The Sweetheart had strapped herself into her snowshoes at dawn, ready to trek the distance between Oliver’s home and Wheatlands. If the streets were going to melt, the restaurant would open. Brunch. And it would be packed, people sick with cabin fever, prepared to step back into the sunshine and spread their versions of their shared adversity. Already there’d been the slow spread of restored power; Oliver’s microwave and coffeemaker clocks were blinking unset time at them in the kitchen, heat rising from the grates once again, various beeps resounding from all over the house as the technology came to life. From the curb, the Sweetheart had tossed his newspaper to Oliver, and then she disappeared down the block, steady and swift, a healthy young animal in motion.
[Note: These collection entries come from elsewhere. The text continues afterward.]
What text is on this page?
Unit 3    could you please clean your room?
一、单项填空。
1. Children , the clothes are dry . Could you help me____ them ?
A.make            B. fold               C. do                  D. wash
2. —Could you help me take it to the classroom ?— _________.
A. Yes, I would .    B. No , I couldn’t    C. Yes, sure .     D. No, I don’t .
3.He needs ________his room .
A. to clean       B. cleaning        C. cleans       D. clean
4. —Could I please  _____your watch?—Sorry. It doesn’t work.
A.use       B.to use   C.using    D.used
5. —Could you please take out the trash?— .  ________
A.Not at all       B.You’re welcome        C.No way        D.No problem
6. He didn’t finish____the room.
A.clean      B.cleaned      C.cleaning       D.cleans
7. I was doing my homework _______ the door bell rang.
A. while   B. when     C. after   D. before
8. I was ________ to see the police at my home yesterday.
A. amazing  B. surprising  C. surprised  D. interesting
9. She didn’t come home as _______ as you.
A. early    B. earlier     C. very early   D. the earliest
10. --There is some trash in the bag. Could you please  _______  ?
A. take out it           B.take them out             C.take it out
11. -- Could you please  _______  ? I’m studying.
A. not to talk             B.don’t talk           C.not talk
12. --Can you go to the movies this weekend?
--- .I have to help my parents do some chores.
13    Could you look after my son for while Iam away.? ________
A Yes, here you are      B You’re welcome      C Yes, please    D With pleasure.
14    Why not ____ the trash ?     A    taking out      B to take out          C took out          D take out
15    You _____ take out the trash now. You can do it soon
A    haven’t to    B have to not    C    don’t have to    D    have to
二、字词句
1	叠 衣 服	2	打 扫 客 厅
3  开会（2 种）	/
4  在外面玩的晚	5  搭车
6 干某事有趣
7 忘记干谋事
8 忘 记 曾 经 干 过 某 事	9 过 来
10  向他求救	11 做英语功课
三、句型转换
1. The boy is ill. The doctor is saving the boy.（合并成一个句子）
Sure enough, by noon everything was a cheerfully dripping mess. Crews went from street to street piling fallen branches into a wood-chipping machine. Oliver took a Valium to calm himself, and then aimed the car for Miriam and Leslie’s place. The roads were flowing with melt, patches of ice harmlessly slushing, people outside wandering and examining the strangely larger sky, all those pesky tree tops missing now.
“You’re welcome,” Miriam said, settling herself like a praying mantis in the leather seat. Her eyes were bloodshot, rimmed with last night’s mascara.
The preemptive
You’re welcome
; not an auspicious start. He willed himself not to bring up the man who’d been the last person to sit where she now sat, her naked friend, whose disposal, by the way, might have represented a favor Oliver had performed for her, his own unmentioned
You’re welcome
, the exchange of transporting stinking strangers that would make them even. Instead he sighed.
“Got any ibuprofen in here?” she asked.
“No,” he lied, unwilling to unlock the glove compartment for it.
She leaned her head back and used her palms to massage her bleary eyes. A few minutes later, she said, “No way you’re adopting a child.”
“Jury’s out,” he said. “Catherine’s thinking of it as a moral quandary.”
“But you don’t think of it as a moral quandary?”
“Well, she wasn’t bequeathed to me.”
Miriam snorted, head wagging wearily as if she’d expected no better response from him. She could have said, “You never acted as if I was bequeathed to you, either.” And she would have been sort of correct. Her mother was always trying to teach the lesson of kindness, not correctness, but Miriam would never be the proper audience for that. She was evidence, Oliver thought, of his and Leslie’s supreme incompatibility. A child of such a union could never be whole or done.